Shell is selling its onshore facilities in Nigeria to focus on offshore production

London (AFP) - British energy major Shell on Tuesday announced the sale of its Nigeria onshore division SPDC for up to $2.4 billion, having already flagged its exit from the troubled Niger Delta.

The oil-rich region has long faced attacks and supply disruptions, making it a major factor driving Shell’s switch from onshore assets to offshore activities.

“Shell has reached an agreement to sell its Nigerian onshore subsidiary The Shell Petroleum Development Company of Nigeria Limited (SPDC) to Renaissance, a consortium of five companies comprising four exploration and production companies based in Nigeria and an international energy group,” it said in a statement.

“Shell will remain a major investor in Nigeria’s energy sector through its Deepwater and Integrated Gas businesses,” it added.

The consortium comprises ND Western, Aradel Energy, First E&P, Waltersmith and Petrolin.

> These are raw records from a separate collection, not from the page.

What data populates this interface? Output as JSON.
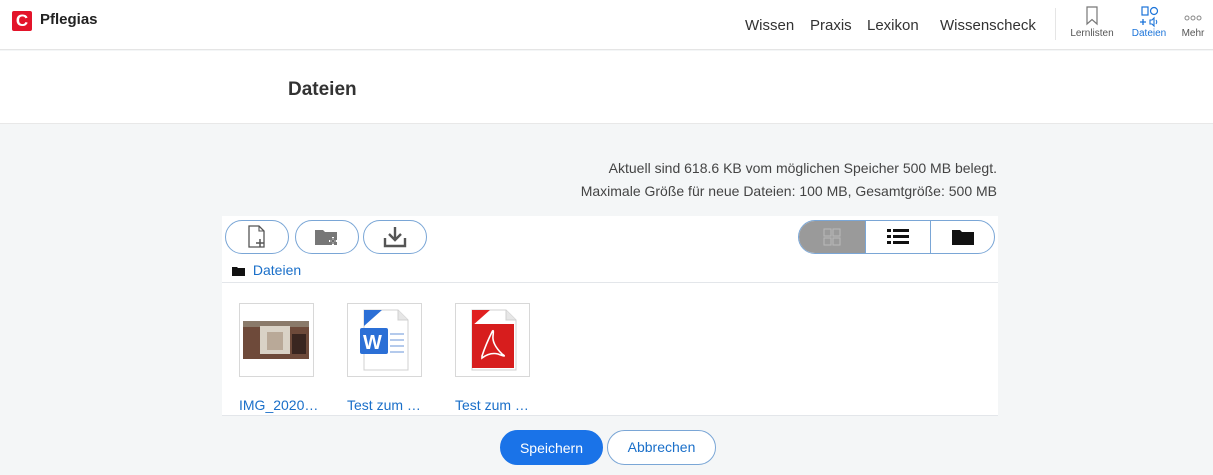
{
  "header": {
    "logo_letter": "C",
    "brand": "Pflegias",
    "nav": [
      "Wissen",
      "Praxis",
      "Lexikon",
      "Wissenscheck"
    ],
    "icon_items": [
      {
        "label": "Lernlisten",
        "icon": "bookmark-icon"
      },
      {
        "label": "Dateien",
        "icon": "files-media-icon",
        "active": true
      },
      {
        "label": "Mehr",
        "icon": "more-dots-icon"
      }
    ]
  },
  "page": {
    "title": "Dateien"
  },
  "storage": {
    "line1": "Aktuell sind 618.6 KB vom möglichen Speicher 500 MB belegt.",
    "line2": "Maximale Größe für neue Dateien: 100 MB, Gesamtgröße: 500 MB"
  },
  "toolbar": {
    "tools": [
      "add-file-icon",
      "add-folder-icon",
      "download-icon"
    ],
    "views": [
      "grid-view-icon",
      "list-view-icon",
      "folder-view-icon"
    ],
    "active_view": "grid-view-icon"
  },
  "breadcrumb": {
    "label": "Dateien"
  },
  "files": [
    {
      "name": "IMG_2020…",
      "type": "image"
    },
    {
      "name": "Test zum …",
      "type": "word"
    },
    {
      "name": "Test zum …",
      "type": "pdf"
    }
  ],
  "actions": {
    "save": "Speichern",
    "cancel": "Abbrechen"
  },
  "colors": {
    "accent": "#1a73e8",
    "brand_red": "#e3142a",
    "link": "#1a6fc9"
  }
}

The London-listed giant will receive an initial sum of $1.3 billion, plus extra cash payments of up to $1.1 billion at completion.

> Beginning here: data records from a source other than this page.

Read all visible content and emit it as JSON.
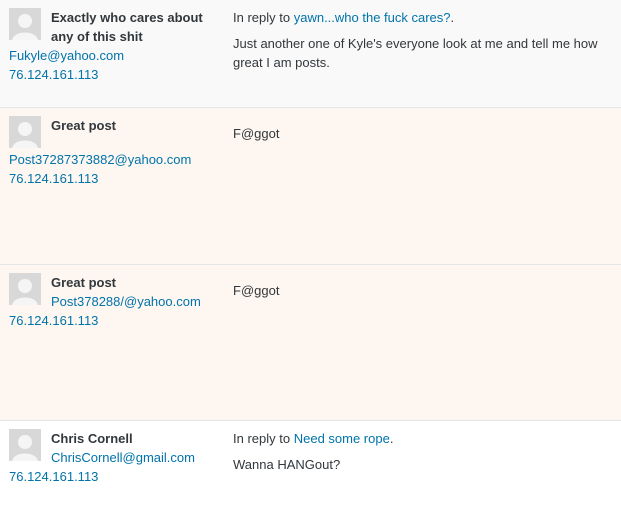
{
  "comments": [
    {
      "author_name": "Exactly who cares about any of this shit",
      "email": "Fukyle@yahoo.com",
      "ip": "76.124.161.113",
      "reply_prefix": "In reply to",
      "reply_link": "yawn...who the fuck cares?",
      "reply_suffix": ".",
      "body": "Just another one of Kyle's everyone look at me and tell me how great I am posts."
    },
    {
      "author_name": "Great post",
      "email": "Post37287373882@yahoo.com",
      "ip": "76.124.161.113",
      "body": "F@ggot"
    },
    {
      "author_name": "Great post",
      "email": "Post378288/@yahoo.com",
      "ip": "76.124.161.113",
      "body": "F@ggot"
    },
    {
      "author_name": "Chris Cornell",
      "email": "ChrisCornell@gmail.com",
      "ip": "76.124.161.113",
      "reply_prefix": "In reply to",
      "reply_link": "Need some rope",
      "reply_suffix": ".",
      "body": "Wanna HANGout?"
    }
  ],
  "colors": {
    "link": "#0073aa",
    "pending_bg": "#fef7f1",
    "approved_bg": "#f9f9f9",
    "text": "#32373c"
  },
  "icons": [
    "avatar-placeholder-icon"
  ]
}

“This agreement marks an important milestone for Shell in Nigeria, aligning with our previously announced intent to exit onshore oil production in the Niger Delta,” added said Zoe Yujnovich, Shell’s Integrated Gas and Upstream Director.

The divestment is also aimed at simplifying Shell’s portfolio and focusing on its offshore Nigeria business, she said.

“Shell sees a bright future in Nigeria with a positive investment outlook for its energy sector,” noted Yujnovich.

“We will continue to support the country’s growing energy needs and export ambitions in areas aligned with our strategy.”

Nigeria, Africa’s top economy and major oil producer, is seeking to attract more foreign investment since President Bola Ahmed Tinubu came to office in May 2023 with a raft of economic reforms.

Shell sees $6 billion in investment opportunities in Nigeria, especially in offshore, gas and liquefied natural gas (LNG) projects, the country’s presidency declared in December.

OPEC member Nigeria has seen its oil output decline in recent years on widespread theft from pipelines and attacks and high operating costs that deter onshore investors.